Algorithmic recourse provides actions to individuals who have been adversely affected by automated decision-making and helps them achieve a desired outcome. Knowing the recourse, however, does not guarantee that users would implement it perfectly, either due to environmental variability or personal choices. Recourse generation should thus anticipate its sub-optimal or noisy implementation. While several approaches have constructed recourse that accounts for robustness to small perturbation (i.e., noisy recourse implementation), they assume an entire recourse to be implemented in a single step and thus apply one-off uniform noise to it. Such assumption is unrealistic since recourse often includes multiple sequential steps which becomes harder to implement and subject to more noise.
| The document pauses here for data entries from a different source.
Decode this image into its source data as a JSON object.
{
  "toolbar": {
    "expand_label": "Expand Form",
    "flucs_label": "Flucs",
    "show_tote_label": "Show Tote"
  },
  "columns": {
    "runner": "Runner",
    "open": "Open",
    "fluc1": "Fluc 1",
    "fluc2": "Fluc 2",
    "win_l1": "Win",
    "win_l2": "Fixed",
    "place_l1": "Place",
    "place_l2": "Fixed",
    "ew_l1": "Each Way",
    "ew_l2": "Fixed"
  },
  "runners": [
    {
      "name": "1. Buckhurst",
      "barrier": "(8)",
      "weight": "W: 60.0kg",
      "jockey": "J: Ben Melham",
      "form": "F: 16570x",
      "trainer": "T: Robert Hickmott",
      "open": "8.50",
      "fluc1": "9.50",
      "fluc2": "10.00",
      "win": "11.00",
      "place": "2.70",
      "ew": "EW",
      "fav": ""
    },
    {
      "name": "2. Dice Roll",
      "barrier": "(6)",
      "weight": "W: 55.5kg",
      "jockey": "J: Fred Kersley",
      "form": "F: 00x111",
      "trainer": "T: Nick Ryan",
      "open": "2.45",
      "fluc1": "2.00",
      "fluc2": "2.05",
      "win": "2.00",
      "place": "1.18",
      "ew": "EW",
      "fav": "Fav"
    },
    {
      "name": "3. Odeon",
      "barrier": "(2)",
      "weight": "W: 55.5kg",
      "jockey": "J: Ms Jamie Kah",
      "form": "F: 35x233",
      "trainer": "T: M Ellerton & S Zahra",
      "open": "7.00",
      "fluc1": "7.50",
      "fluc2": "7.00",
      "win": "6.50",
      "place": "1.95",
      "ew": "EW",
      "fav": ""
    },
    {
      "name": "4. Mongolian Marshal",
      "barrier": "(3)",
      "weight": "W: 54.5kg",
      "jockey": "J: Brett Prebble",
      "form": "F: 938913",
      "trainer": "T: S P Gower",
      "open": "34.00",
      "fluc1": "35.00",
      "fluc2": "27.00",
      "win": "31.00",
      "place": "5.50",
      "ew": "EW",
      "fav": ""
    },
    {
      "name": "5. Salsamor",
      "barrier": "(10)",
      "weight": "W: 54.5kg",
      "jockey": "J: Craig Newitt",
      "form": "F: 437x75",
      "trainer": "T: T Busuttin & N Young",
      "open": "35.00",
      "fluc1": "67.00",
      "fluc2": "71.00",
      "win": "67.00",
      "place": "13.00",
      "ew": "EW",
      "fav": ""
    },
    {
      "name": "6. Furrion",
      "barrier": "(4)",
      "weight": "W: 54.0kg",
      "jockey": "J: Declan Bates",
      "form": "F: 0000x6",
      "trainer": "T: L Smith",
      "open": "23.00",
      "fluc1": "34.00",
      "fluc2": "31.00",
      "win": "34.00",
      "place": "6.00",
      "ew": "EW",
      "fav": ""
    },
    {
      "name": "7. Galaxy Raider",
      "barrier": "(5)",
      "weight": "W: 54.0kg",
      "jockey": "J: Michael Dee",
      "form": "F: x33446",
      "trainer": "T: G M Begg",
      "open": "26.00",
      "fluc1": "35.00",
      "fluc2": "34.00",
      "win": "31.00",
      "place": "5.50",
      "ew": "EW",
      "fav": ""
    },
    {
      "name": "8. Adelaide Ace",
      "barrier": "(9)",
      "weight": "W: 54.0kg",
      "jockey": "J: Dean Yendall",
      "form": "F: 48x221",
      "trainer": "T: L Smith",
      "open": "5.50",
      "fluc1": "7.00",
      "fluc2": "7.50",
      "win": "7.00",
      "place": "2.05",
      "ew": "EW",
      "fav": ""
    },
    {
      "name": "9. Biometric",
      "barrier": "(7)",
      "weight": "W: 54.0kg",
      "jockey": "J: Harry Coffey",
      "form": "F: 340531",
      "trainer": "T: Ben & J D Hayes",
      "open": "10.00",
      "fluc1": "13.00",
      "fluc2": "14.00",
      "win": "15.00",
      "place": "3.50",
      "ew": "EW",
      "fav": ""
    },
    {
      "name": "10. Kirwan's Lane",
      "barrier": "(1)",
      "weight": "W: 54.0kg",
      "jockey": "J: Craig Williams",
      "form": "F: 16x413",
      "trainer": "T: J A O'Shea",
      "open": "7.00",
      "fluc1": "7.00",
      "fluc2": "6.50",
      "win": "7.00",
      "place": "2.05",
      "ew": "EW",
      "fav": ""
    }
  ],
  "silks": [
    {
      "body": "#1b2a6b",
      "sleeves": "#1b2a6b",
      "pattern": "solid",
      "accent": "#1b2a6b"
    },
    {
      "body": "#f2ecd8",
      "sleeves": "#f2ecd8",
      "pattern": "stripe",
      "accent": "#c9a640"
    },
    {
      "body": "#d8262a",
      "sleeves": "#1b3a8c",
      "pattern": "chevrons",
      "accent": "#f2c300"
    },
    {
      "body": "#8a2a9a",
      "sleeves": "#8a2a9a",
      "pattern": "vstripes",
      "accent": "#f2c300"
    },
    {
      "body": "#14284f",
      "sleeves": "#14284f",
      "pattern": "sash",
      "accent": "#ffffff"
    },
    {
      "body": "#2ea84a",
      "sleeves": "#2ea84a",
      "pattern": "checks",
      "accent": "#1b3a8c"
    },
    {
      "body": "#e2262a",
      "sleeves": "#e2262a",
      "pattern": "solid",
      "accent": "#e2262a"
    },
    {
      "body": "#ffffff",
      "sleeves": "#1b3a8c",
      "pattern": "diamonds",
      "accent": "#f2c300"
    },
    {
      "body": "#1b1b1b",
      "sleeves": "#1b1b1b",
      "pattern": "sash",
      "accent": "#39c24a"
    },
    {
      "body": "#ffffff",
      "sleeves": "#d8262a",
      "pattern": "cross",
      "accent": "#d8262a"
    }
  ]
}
In this work, we consider recourse under plausible noise that adapts to the local data geometry and accumulates at every step of the way. We frame this problem as a Markov Decision Process and demonstrate that the distribution of our plausible noise satisfies the Markov property. We then propose the RObust SEquential (ROSE) recourse generator to output a sequence of steps that will lead to the desired outcome even under imperfect implementation. Given our plausible modelling of sub-optimal human actions and greater recourse robustness to accumulated uncertainty, ROSE can grant users higher chances of success under low recourse costs. Empirical evaluation shows our algorithm manages the inherent trade-off between recourse robustness and costs more effectively while ensuring its low sparsity and fast computation.